Many events can’t proceed without government-backed cancellation insurance, a committee of MPs says.
UK music festivals face “another lost summer” due to the government’s refusal to back insurance for events at risk, a committee of MPs has found.
A report into the sector’s future said the government should provide a safety net for live events set to take place after 21 June.
Several major festivals have been axed for the second year running.
The government said it was “continuing to work flat out to support festivals and live events”.
Glastonbury and BST Hyde Park will not take place this year, but others, like Latitude and Download, are currently scheduled to go ahead.
The latter was called off in March but has since been resurrected as a government test event, albeit with a significantly reduced capacity.
On 21 June, the government hopes to move to the final stage of its roadmap for lifting lockdown.
Restrictions on large events such as music festivals will be lifted if lockdown relaxations go ahead as planned.
But according to the Department for Digital, Culture, Media and Sport (DCMS) committee, the government “has ruled out offering any support before all restrictions on the roadmap are lifted”.
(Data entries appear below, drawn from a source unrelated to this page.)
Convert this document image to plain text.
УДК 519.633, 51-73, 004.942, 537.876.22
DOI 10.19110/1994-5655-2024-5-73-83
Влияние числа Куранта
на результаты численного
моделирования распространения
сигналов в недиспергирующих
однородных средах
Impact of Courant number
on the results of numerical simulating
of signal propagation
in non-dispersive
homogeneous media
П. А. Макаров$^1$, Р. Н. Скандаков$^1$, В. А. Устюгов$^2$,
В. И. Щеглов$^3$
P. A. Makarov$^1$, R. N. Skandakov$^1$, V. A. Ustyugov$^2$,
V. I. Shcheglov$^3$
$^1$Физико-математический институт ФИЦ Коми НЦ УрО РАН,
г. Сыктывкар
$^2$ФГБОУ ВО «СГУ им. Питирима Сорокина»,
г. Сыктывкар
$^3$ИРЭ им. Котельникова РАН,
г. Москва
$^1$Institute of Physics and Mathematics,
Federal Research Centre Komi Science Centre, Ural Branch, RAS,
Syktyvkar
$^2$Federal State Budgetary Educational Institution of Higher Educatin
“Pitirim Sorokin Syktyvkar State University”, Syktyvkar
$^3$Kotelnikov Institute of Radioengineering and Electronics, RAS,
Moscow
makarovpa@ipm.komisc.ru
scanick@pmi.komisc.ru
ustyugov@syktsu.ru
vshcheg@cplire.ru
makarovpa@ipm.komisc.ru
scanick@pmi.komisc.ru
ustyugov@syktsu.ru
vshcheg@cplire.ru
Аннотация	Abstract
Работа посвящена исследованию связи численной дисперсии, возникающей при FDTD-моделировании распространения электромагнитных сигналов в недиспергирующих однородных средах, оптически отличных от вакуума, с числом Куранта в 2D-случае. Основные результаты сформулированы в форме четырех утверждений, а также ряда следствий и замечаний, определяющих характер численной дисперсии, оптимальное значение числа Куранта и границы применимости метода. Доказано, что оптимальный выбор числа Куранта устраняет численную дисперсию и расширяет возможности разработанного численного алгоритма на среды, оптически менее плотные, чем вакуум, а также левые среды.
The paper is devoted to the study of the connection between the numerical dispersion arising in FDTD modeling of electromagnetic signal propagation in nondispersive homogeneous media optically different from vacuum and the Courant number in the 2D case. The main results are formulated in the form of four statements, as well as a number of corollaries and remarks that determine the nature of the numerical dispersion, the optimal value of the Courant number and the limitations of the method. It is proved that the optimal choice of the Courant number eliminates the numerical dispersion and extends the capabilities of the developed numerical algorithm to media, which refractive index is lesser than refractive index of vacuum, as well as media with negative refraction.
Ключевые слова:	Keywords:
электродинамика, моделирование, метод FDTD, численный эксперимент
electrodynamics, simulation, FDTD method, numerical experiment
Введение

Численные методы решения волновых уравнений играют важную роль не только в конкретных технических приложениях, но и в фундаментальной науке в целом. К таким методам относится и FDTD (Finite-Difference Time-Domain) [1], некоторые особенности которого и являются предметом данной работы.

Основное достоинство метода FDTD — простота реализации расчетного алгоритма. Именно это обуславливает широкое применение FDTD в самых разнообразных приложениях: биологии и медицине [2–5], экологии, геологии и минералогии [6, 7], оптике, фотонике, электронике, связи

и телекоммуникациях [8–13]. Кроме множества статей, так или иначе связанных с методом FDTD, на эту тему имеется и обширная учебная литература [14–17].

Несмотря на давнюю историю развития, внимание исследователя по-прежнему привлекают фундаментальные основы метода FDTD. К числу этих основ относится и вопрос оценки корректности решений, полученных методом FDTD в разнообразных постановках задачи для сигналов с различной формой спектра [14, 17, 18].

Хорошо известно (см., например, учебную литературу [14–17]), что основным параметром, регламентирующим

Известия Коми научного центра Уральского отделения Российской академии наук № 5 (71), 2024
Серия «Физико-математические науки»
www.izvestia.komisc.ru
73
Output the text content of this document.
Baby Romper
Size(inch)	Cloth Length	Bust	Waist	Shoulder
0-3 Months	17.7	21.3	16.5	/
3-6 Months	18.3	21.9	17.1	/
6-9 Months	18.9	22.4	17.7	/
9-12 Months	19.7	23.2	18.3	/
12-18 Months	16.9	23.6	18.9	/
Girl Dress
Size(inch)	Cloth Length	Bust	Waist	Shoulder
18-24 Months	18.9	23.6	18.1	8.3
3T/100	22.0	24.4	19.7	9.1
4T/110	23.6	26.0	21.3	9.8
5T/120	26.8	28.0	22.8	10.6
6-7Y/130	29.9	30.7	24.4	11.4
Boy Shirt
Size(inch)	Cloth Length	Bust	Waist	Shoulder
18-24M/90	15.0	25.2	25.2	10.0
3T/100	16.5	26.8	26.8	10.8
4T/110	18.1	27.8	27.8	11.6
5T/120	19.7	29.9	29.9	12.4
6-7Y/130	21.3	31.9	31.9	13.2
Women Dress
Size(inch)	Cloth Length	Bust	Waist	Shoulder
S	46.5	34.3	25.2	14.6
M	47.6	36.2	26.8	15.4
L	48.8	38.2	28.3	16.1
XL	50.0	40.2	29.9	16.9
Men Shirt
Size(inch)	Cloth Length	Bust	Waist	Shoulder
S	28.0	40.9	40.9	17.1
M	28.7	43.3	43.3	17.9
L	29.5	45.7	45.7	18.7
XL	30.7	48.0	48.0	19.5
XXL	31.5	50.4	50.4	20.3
This, it said in a 42-page report published on Saturday, “would be simply be too late for festivals this summer” given the long lead-up times involved.
Julian Knight MP, chair of the DCMS committee, claimed music festivals had been treated “as the poor relation” by the government.
“Events need to know now whether the government will back them, or they simply won’t take place this year,” he continued.
Many of the festivals that have already cancelled cited the inability to obtain cancellation insurance as a factor in their decision.
Others have moved to seemingly safer dates later in the summer, with the August bank holiday weekend proving particularly popular.
Glastonbury organisers have secured a licence for a one-off concert in September that up to 50,000 people could attend.
The regular festival normally takes place in June and attracts 200,000 people to Worthy Farm near Pilton, Somerset.
A government spokesperson told BBC News: “We are continuing to work flat out to support festivals and live events.
“Our Events Research Programme has explored how festivals can get back up and running safely and festival organisers have received more than £34 million from our unprecedented Culture Recovery Fund, with more support on the way.
“We will continue to look at what assistance may be required as we move cautiously but irreversibly through the roadmap, including looking at the issue of indemnity cover.”
Meanwhile, Culture Secretary Oliver Dowden has launched the competition to find the place that will be the UK’s City of Culture in 2025.
The winning city or town will be announced in spring 2022 and will inherit the mantle from Coventry, UK City of Culture 2021.
The title, first held by Derry-Londonderry in 2013, is awarded every four years. Up to six places will be longlisted before the winner is revealed.
Mr Dowden said the contest offered successful entrants “a fantastic showcase” that would “drive economic regeneration and boost local pride”.